I have a collection of NY Times puzzles I inherited from my mother-in-law which is edited by Margaret Farrar and is from the early 1960s. It is also old-style with obscure answers. That’s why people back then depended on Crossword Puzzle dictionaries which are not really needed with modern puzzles.
People have been recommending New York Times crosswords, but if you get yourself a book of those, make sure they’re from the Will Shortz era.
Good point. But it’s hard today to find anything not by him, since he replaced Eugene Maleska in 1993. I definitely prefer Shortz, though.
I have a letter from Maleska when I pointed out an error in a Times puzzle - softwear, not ware, and it wasn’t a pun or joke answer. He seemed a bit of a putz. Stanley Newman had a book on crosswords with great hate for Maleska.
Shortz hosted a crossword puzzle tourney I went to. He seemed like a really nice guy. And I was getting Games when he was in charge. The crossword world is much improved thanks to him.
That shouldn’t be too hard. He’s had the gig since 1993. Also, I understand from his wikipedia page that he edits a twice-a-year word puzzle magazine, Will Shortz’ WordPlay for PennyPress.
On a semi-related note, recently, I was going through the trunk o’ personal belongings that I stored in my parents’ garage when I joined the Navy in 1980, and perforce had to reclaim in 2016 when Dad passed away, and we had to sell the house.
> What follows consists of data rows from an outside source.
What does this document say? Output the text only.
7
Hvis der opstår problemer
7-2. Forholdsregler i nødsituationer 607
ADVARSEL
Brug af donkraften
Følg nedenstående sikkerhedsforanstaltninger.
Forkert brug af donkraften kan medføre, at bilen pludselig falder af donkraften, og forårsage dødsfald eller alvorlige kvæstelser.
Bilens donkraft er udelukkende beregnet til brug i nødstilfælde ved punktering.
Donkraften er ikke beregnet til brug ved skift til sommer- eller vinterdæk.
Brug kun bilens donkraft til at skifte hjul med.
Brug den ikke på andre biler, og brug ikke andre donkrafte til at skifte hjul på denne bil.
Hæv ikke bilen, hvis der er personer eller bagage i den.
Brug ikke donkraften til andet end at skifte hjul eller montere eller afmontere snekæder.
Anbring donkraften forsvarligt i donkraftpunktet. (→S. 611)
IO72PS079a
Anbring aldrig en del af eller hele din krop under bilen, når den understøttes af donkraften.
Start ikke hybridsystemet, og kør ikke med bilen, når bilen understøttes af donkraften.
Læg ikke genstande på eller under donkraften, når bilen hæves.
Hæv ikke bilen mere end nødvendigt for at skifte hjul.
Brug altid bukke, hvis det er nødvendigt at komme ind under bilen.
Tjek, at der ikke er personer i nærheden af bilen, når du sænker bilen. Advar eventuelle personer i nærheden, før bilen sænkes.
In among the treasures was a 1977 copy of a Dell puzzle magazine that had only had a couple of puzzles filled out.
It was a real walk down memory lane occupying myself with those.
PennyPress now has the Dell line. Their content seems to be not seriously diminished in quality, but I hate, Hate, HATE the quality of the paper and binding.
he also had time for a murder mystery on hallmarks mysterychannel reviews were mixed tho :a puzzle to die for reviews - Search
Stephen Sondheim has authored several crossword puzzles, currently out of print. If you can find one, good luck!
Then you might have seen the couple of articles I wrote for Games. I had to look it up to realize how long ago it was. The big one was in the November 1982 issue, a piece about a Depression-era newspaper rebus contest that attracted 2 million entries.
What really pleased me was that Shortz said that he had always wanted to write about it but never pulled it together.
Here’s some staggering numbers. Back in 1982, the Depression was 50 years earlier, or as close as Woodstock is to us today. 1982 was also exactly halfway between the end of WWII and today. As you age, life turns into history. That’s why there are no history prodigies.
Cool! I don’t think I read it because that was a year after my daughter was born and I was a bit too busy for puzzles. I was reading it by 1986 since that was where I found out about the Merriam Webster tourney at NYU which I went to.
Lost money several times on unfulfilled subscriptions to that magazine.
I had some from the mid-80s I got from the contest I mentioned. The most interesting thing when I finally got around to doing them was that they had Sudoku puzzles long before anyone in Japan had ever heard of them. I knew they were invented here, but it was interesting to see early ones. Not called Sudoku, of course.
My sister still occasionally finds Dell puzzles (guess they’re actually PennyPress) at the local market, but they’re hard to find and too easy for my taste.
I had books of Will Shortz’s that I loved.